Fondamentale è l'inserimento sociale: è indispensabile pertanto l'inserimento nella scuola materna appena possibile, in modo da integrarlo con i coetanei. La scuola oggi è strutturata come apprendimento, non come sviluppo della persona; per questa motivazione a scuola il bambino Down non sempre viene capito nella sua realtà. Vi è una realtà positiva dei bambini Down che non sempre viene valorizzata e messa in luce dal lato psicopedagogico; la famiglia soprattutto in età scolare deve vigilare in modo attento ed equilibrato su questi aspetti, senza delegare completamente la scuola e senza colpevolizzare a priori la scuola stessa per gli insuccessi del bambino. I genitori devono sempre confrontarsi con la massima collaborazione, reciproca, con i responsabili della scuola. Va tenuto presente che una relazione affettuosa con il bambino da parte degli adulti (molto facile da ottenere in genere per la caratteristica di questi bambini) lo soddisfa sempre, ma è poco costruttiva nei risultati.

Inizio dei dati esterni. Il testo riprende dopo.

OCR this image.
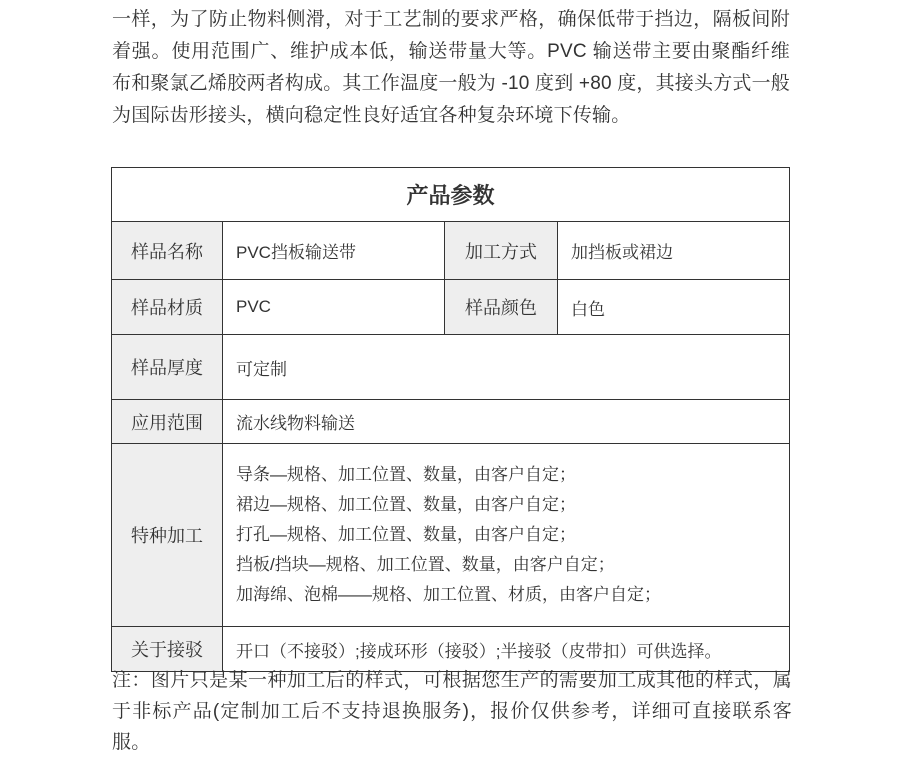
一样，为了防止物料侧滑，对于工艺制的要求严格，确保低带于挡边，隔板间附着强。使用范围广、维护成本低，输送带量大等。PVC 输送带主要由聚酯纤维布和聚氯乙烯胶两者构成。其工作温度一般为 -10 度到 +80 度，其接头方式一般为国际齿形接头，横向稳定性良好适宜各种复杂环境下传输。

产品参数			
样品名称	PVC挡板输送带	加工方式	加挡板或裙边
样品材质	PVC	样品颜色	白色
样品厚度	可定制		
应用范围	流水线物料输送		
特种加工	导条—规格、加工位置、数量，由客户自定；
裙边—规格、加工位置、数量，由客户自定；
打孔—规格、加工位置、数量，由客户自定；
挡板/挡块—规格、加工位置、数量，由客户自定；
加海绵、泡棉——规格、加工位置、材质，由客户自定；		

关于接驳	开口（不接驳）;接成环形（接驳）;半接驳（皮带扣）可供选择。		

注：图片只是某一种加工后的样式，可根据您生产的需要加工成其他的样式，属于非标产品(定制加工后不支持退换服务)，报价仅供参考，详细可直接联系客服。
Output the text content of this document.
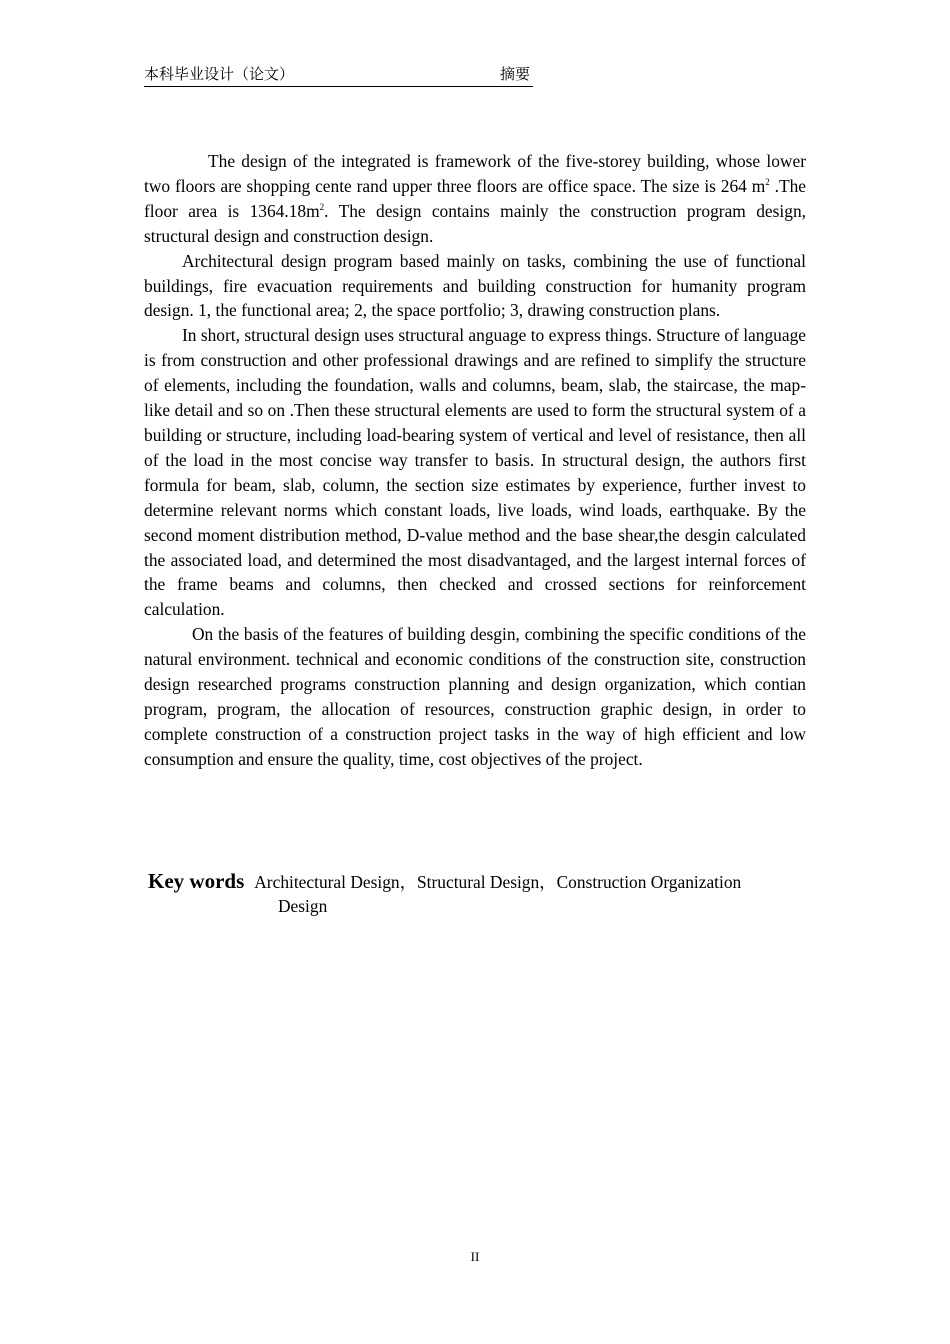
本科毕业设计（论文）	摘要

The design of the integrated is framework of the five-storey building, whose lower two floors are shopping cente rand upper three floors are office space. The size is 264 $m^2$ .The floor area is $1364.18m^2$. The design contains mainly the construction program design, structural design and construction design.

Architectural design program based mainly on tasks, combining the use of functional buildings, fire evacuation requirements and building construction for humanity program design. 1, the functional area; 2, the space portfolio; 3, drawing construction plans.

In short, structural design uses structural anguage to express things. Structure of language is from construction and other professional drawings and are refined to simplify the structure of elements, including the foundation, walls and columns, beam, slab, the staircase, the map-like detail and so on .Then these structural elements are used to form the structural system of a building or structure, including load-bearing system of vertical and level of resistance, then all of the load in the most concise way transfer to basis. In structural design, the authors first formula for beam, slab, column, the section size estimates by experience, further invest to determine relevant norms which constant loads, live loads, wind loads, earthquake. By the second moment distribution method, D-value method and the base shear,the desgin calculated the associated load, and determined the most disadvantaged, and the largest internal forces of the frame beams and columns, then checked and crossed sections for reinforcement calculation.

On the basis of the features of building desgin, combining the specific conditions of the natural environment. technical and economic conditions of the construction site, construction design researched programs construction planning and design organization, which contian program, program, the allocation of resources, construction graphic design, in order to complete construction of a construction project tasks in the way of high efficient and low consumption and ensure the quality, time, cost objectives of the project.

Key words Architectural Design，Structural Design，Construction Organization
Design
II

Ricordiamoci che dobbiamo avere come obiettivo da raggiungere la qualità della vita; per il bambino Down la qualità dello sviluppo dipende anche dalle comunicazioni che riesce a ricevere in modo adeguato dal suo ambiente e dal modo come riesce ad adattarsi a quanto lo circonda. Dal lato cognitivo vi sono grandi difficoltà a livello dell'intelligenza senso-motoria e simbolica; però vi è una capacità considerevole in altri settori, come esprimersi bene con i colori e con la musica, vivere in modo emotivamente intenso ogni rapporto.

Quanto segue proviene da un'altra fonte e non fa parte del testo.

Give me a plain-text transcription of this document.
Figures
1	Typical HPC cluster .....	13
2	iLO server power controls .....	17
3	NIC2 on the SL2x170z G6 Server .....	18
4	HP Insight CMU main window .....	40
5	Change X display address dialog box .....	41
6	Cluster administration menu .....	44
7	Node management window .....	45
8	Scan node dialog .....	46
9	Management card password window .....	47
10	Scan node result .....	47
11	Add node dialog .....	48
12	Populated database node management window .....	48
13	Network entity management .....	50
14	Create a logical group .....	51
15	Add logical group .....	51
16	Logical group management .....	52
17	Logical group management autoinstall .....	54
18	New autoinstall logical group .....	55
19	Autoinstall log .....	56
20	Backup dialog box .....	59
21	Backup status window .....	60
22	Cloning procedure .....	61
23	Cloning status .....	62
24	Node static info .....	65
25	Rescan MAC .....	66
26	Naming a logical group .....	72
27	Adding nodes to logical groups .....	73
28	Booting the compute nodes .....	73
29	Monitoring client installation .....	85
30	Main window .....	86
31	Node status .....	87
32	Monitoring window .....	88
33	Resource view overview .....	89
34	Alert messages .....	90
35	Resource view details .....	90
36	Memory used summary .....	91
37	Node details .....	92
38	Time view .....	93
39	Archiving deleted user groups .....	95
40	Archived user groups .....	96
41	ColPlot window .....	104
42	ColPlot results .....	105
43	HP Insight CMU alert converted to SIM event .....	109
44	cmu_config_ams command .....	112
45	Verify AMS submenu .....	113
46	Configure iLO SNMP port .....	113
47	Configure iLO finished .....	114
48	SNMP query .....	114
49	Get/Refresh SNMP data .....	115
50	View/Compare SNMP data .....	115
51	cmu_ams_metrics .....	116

L'efficacia degli interventi sul bambino, per essere tale, deve esplicarsi contemporaneamente su diversi piani: aiuto alla famiglia, aiuto ad integrarsi con gli altri bambini nella scuola, aiuto al bambino stesso che gli faciliterà il superamento delle difficoltà incontrate. Il bambino Down deve essere sempre considerato al pari degli altri; per questo è fondamentale l'integrazione nel mondo degli altri bambini e nella scuola dell'obbligo, elementare e media. All'interno del gruppo dei coetanei il bambino Down utilizza il modello dell'altro ed attraverso gli scambi con gli altri bambini percepisce i limiti della propria azione, scopre e sviluppa i diversi mezzi della comunicazione sociale.

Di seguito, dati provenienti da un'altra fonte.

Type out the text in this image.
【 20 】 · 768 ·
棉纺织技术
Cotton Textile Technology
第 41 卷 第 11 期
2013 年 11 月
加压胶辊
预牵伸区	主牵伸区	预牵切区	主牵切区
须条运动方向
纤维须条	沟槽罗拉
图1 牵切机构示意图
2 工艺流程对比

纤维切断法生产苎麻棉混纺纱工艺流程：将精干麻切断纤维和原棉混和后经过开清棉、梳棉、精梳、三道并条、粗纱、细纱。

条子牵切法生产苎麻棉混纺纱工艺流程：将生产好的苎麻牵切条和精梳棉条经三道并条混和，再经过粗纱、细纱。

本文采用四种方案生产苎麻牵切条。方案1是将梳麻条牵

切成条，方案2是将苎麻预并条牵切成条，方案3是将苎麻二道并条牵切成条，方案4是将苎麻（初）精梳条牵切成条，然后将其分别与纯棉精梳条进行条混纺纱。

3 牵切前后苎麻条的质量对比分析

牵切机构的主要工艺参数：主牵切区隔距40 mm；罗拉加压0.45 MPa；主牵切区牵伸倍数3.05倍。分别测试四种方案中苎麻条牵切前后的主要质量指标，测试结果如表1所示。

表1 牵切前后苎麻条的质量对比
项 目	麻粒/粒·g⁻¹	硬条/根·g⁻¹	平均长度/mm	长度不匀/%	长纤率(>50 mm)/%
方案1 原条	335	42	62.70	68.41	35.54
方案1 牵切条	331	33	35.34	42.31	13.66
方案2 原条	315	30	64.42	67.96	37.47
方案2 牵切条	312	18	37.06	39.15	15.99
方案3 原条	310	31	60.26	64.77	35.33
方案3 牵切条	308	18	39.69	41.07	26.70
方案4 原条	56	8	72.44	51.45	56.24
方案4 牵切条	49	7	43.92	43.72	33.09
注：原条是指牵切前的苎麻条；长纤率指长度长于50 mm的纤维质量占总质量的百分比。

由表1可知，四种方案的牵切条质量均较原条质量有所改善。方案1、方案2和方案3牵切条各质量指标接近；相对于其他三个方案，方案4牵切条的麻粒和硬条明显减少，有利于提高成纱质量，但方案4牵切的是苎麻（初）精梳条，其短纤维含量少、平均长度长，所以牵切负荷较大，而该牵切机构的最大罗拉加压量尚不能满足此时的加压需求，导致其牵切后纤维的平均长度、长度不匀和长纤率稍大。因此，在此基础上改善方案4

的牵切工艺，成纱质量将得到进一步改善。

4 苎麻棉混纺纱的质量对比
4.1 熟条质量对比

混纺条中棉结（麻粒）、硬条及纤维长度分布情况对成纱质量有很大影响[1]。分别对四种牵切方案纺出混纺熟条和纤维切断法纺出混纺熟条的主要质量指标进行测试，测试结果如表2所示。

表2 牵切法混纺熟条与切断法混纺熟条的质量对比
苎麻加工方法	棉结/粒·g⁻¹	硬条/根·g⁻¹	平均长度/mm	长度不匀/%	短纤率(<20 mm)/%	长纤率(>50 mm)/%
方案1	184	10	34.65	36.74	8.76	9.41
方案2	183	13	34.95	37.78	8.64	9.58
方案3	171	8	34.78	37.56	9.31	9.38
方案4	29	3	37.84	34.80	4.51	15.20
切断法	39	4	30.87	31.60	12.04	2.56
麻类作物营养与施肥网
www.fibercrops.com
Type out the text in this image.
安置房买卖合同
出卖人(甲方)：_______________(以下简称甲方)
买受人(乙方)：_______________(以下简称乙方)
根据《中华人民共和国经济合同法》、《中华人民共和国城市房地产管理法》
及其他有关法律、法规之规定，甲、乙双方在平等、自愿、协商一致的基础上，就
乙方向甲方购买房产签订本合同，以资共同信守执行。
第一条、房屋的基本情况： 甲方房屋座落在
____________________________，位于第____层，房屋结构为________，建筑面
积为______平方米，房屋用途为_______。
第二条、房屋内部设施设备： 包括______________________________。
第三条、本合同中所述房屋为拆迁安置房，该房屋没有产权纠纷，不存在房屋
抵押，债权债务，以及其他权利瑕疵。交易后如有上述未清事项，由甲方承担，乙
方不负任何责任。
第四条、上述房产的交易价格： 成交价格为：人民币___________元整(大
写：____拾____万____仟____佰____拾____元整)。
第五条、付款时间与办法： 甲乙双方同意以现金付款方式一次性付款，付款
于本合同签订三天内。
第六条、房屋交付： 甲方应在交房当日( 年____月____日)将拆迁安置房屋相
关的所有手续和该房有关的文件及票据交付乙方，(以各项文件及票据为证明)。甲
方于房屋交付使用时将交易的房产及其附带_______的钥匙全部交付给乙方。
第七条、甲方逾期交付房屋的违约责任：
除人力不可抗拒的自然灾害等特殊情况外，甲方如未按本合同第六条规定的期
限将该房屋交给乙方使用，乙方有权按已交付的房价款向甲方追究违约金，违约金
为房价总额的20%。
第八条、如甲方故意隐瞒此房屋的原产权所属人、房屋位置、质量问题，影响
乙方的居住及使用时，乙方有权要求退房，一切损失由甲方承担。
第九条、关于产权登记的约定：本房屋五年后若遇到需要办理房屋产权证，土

Per poter rendere efficiente l'intervento terapeutico neuropsichiatrico infantile è indispensabile sensibilizzare la famiglia fin dai primi mesi di vita del bambino per poterla rendere attenta in tempo utile ad assicurare un intervento precoce terapeutico e riabilitativo anche nelle varie patologie malformative talora associate e nei disturbi del comportamento (disturbi dell'attenzione, aggressività, disturbi della condotta, sintomi depressivi nella seconda infanzia) in cui un intervento adeguato e tempestivo blocca l'insorgere della sintomatologia e la migliora. I disturbi del comportamento sorgono sovente improvvisamente nella fase preadolescenziale e si consolidano sovente nell'adolescenza, associati nella maggior parte dei casi ad una accentuazione dell'oppositivismo e della testardaggine.

Per tali motivazioni un controllo periodico, non frequente ma costante, nell'età adolescenziale permette il confronto tra genitori e specialista sulla realtà obiettiva del soggetto. Un intervento tempestivo di psicoterapia consigliato dal neuropsichiatra infantile favorisce il regredire dei sintomi anomali.